Beyond Local Pattern Matching: Recent Advances in Machine Reading

nopinsight · on Feb 28, 2019

It is noticeable that all of the top 4 results in the recent Stanford Conversational Question Answering (CoQA) challenge are from groups based in China (the top 2 are from Microsoft Research Asia; the 3th and 4th, Sogou and Fudan; the 5th, anonymous):

https://stanfordnlp.github.io/coqa/

Chinese universities are ranked at 1st, 3th, and 4th in the world for papers published in top AI conferences in 2018. (Tsinghua at the top; followed by CMU, Beijing, CAS, and Stanford) Although some people might disagree with the methodology (e.g. larger departments have an advantage), it is still a decent indicator for China’s progress in the field.
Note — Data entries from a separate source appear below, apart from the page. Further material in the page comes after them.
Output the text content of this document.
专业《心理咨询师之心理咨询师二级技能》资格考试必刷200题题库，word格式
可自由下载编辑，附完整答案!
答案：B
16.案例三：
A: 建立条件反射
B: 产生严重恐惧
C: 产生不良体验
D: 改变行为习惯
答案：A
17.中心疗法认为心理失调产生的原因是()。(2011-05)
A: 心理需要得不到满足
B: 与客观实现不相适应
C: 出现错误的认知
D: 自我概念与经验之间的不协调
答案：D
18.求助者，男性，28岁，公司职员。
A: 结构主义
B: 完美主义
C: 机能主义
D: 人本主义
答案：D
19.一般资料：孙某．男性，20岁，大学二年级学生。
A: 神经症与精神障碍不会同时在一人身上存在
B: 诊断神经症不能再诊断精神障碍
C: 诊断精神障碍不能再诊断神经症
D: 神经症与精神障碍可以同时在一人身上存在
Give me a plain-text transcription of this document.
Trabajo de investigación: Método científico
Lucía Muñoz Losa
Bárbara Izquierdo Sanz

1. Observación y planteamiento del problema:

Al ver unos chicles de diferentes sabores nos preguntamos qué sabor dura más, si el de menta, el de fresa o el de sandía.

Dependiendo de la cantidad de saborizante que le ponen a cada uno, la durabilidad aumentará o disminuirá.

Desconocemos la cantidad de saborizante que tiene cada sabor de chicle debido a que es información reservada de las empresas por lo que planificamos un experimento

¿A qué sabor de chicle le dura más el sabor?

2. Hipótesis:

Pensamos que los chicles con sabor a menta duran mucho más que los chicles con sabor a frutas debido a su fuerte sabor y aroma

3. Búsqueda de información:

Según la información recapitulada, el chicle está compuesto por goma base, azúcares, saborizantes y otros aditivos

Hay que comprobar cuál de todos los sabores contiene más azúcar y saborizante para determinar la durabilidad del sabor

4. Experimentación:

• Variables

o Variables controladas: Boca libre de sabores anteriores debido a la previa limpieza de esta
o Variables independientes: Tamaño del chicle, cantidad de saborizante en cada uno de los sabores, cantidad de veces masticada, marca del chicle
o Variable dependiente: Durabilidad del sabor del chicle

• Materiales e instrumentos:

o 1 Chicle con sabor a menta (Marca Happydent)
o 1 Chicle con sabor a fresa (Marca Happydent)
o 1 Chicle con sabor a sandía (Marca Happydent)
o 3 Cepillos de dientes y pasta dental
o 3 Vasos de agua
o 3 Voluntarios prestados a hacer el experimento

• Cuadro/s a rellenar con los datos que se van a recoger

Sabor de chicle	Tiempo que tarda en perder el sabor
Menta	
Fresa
http://csrankings.org/#/fromyear/2018/toyear/2018/index?ai&v...

Perhaps it is time for the US as a nation to spend more resources to develop and attract more people into AI research.

See also an Economist’s review of a recent book: “In the struggle for AI supremacy, China will prevail; Or so reckons Kai-Fu Lee, a tech insider, in “AI Superpowers””

https://www.economist.com/books-and-arts/2018/09/27/in-the-s...

1_over_n · on Feb 28, 2019

Yesterday i was researching IP strategies for AI companies and came across this paper from a legal firm.

https://www.bereskinparr.com/files/file/IAM88_AI-and-IP_Jim%...

It blew my mind how much China is filing patents around AI compared to the rest of the world. It should also be considered that from an IP perspective American companies could be going down the trade secret route and academia is open sourcing. I don't have any data on this. I know in the USA trade secrets do now have some legal protection.

https://www.uspto.gov/patents-getting-started/international-...

speedplane · on Feb 28, 2019

China has been filing tons of patents because of the national prestige it brings. A large percentage are of dubious quality and they are setting themselves up for a huge patent troll problem 10 years from now, much like the US had as a result of bogus late 1990/early 2000s patents.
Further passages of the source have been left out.